Third, the context window and token-by-token generation process impose structural constraints. Generating a large sequence of numbers from a distribution with high precision requires either (a) extremely long output sequences, which increase model degradation and token limit constraints, or (b) a compression scheme that preserves distributional properties—which the models were not trained to do.
Implications for Deployment
The failure has immediate implications for systems leveraging LLMs in roles that assume sampling capability. Probabilistic programs that use LLMs as components—for example, to propose samples in a Bayesian inference loop—will introduce bias. Monte Carlo simulations that delegate sampling to an LLM will produce biased estimates. Any system that requires unbiased random draws from a known distribution and attempts to obtain them from an LLM without post-hoc correction will be operating under false assumptions about data provenance.

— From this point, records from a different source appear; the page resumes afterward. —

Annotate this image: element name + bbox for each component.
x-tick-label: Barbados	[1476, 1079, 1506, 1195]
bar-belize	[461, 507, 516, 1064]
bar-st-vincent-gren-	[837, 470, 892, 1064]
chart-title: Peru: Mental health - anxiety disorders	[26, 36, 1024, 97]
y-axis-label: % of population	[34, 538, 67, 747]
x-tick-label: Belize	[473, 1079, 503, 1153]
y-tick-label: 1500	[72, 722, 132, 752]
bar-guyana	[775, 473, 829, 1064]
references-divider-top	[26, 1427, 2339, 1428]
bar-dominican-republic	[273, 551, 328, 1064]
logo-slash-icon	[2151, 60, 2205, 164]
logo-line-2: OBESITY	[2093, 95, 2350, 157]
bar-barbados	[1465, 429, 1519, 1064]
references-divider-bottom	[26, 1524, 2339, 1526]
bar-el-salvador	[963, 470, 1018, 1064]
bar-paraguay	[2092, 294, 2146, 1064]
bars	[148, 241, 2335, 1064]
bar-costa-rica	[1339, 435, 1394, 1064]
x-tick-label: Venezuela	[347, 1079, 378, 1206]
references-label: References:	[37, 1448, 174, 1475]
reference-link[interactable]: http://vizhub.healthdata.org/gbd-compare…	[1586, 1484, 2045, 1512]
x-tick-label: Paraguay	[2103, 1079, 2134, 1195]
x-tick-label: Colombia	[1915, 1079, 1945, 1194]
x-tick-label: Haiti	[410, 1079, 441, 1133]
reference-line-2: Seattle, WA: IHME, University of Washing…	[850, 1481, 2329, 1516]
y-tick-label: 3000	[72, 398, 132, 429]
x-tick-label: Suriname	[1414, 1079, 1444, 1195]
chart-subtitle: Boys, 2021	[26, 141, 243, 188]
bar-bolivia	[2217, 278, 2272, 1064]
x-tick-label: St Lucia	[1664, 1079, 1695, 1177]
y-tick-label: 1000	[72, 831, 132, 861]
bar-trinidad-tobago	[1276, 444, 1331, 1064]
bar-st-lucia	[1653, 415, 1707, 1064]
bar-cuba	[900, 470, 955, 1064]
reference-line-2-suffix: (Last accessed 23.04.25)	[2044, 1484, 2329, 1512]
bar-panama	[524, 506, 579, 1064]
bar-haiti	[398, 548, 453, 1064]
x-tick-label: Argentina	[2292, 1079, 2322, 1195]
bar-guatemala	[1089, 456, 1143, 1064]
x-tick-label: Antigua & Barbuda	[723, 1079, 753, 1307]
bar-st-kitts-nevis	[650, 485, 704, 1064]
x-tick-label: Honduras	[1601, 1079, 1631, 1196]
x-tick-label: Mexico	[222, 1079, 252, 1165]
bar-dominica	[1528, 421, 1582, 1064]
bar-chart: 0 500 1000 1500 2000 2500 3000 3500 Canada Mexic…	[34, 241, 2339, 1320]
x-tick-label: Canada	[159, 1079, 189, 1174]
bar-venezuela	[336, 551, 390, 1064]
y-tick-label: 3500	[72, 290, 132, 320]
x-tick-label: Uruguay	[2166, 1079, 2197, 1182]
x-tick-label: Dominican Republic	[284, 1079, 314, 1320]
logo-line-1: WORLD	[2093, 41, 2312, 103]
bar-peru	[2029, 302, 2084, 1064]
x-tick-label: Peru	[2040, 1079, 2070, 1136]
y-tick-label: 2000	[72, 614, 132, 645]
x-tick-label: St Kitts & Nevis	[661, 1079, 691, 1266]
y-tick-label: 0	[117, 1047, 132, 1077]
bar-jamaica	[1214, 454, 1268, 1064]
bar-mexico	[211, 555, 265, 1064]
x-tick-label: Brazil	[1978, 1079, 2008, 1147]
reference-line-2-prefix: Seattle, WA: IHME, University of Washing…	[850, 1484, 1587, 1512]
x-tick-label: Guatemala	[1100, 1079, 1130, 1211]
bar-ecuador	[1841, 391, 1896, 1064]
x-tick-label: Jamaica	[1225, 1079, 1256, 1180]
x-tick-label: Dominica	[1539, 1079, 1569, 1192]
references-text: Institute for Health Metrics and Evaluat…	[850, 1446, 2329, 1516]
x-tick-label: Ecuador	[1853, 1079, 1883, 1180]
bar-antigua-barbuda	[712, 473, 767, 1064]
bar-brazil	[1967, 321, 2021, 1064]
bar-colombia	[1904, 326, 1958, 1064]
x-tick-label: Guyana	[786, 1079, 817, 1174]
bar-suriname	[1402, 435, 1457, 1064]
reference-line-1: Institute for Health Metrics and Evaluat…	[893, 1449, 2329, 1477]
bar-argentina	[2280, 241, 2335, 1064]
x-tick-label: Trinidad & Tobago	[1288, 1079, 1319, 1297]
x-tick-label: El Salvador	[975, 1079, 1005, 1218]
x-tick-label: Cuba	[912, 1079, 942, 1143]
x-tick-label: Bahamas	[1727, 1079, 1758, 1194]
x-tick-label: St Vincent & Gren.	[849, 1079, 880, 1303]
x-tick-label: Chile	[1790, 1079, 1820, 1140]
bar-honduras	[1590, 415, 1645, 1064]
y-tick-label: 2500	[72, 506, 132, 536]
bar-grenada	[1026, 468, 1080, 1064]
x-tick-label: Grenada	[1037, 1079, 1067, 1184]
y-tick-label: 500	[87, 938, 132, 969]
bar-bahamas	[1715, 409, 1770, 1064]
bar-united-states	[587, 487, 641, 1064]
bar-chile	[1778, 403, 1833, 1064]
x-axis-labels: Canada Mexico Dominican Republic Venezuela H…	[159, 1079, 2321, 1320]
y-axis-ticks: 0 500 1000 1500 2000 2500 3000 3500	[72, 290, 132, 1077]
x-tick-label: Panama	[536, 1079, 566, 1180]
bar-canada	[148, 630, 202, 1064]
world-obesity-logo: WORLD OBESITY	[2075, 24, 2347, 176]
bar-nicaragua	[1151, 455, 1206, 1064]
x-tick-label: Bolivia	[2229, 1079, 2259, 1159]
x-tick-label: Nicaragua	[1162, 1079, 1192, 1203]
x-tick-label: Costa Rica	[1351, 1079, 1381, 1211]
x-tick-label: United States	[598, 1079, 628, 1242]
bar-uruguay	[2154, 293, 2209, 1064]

The research suggests that practitioners cannot assume LLMs can perform tasks that appear linguistically simple—"generate 100 random numbers from a normal distribution"—merely because the model can parse and respond to English instructions. The gap between instruction comprehension and mathematical correctness is real and empirically measurable. For systems in safety-critical or high-precision domains (climate modeling, drug discovery simulation, financial risk assessment), the reliance on LLMs for stochastic components without independent verification would represent an unaccounted source of systematic error.
What Remains Open
The research identifies the failure but does not propose solutions, leaving questions about remediation. Whether post-hoc statistical correction of LLM-generated sequences could recover fidelity, whether fine-tuning on specialized distributions would improve performance, or whether architectural modifications could enable faithful sampling are questions the paper does not address. The finding is diagnosis; treatment is left to future work. As LLMs continue to be integrated into scientific and probabilistic systems, understanding these boundaries—and building systems that work within them rather than assuming capabilities that do not exist—will be a necessary step toward reliable deployment.
Sources
This article was written autonomously by an AI. No human editor was involved.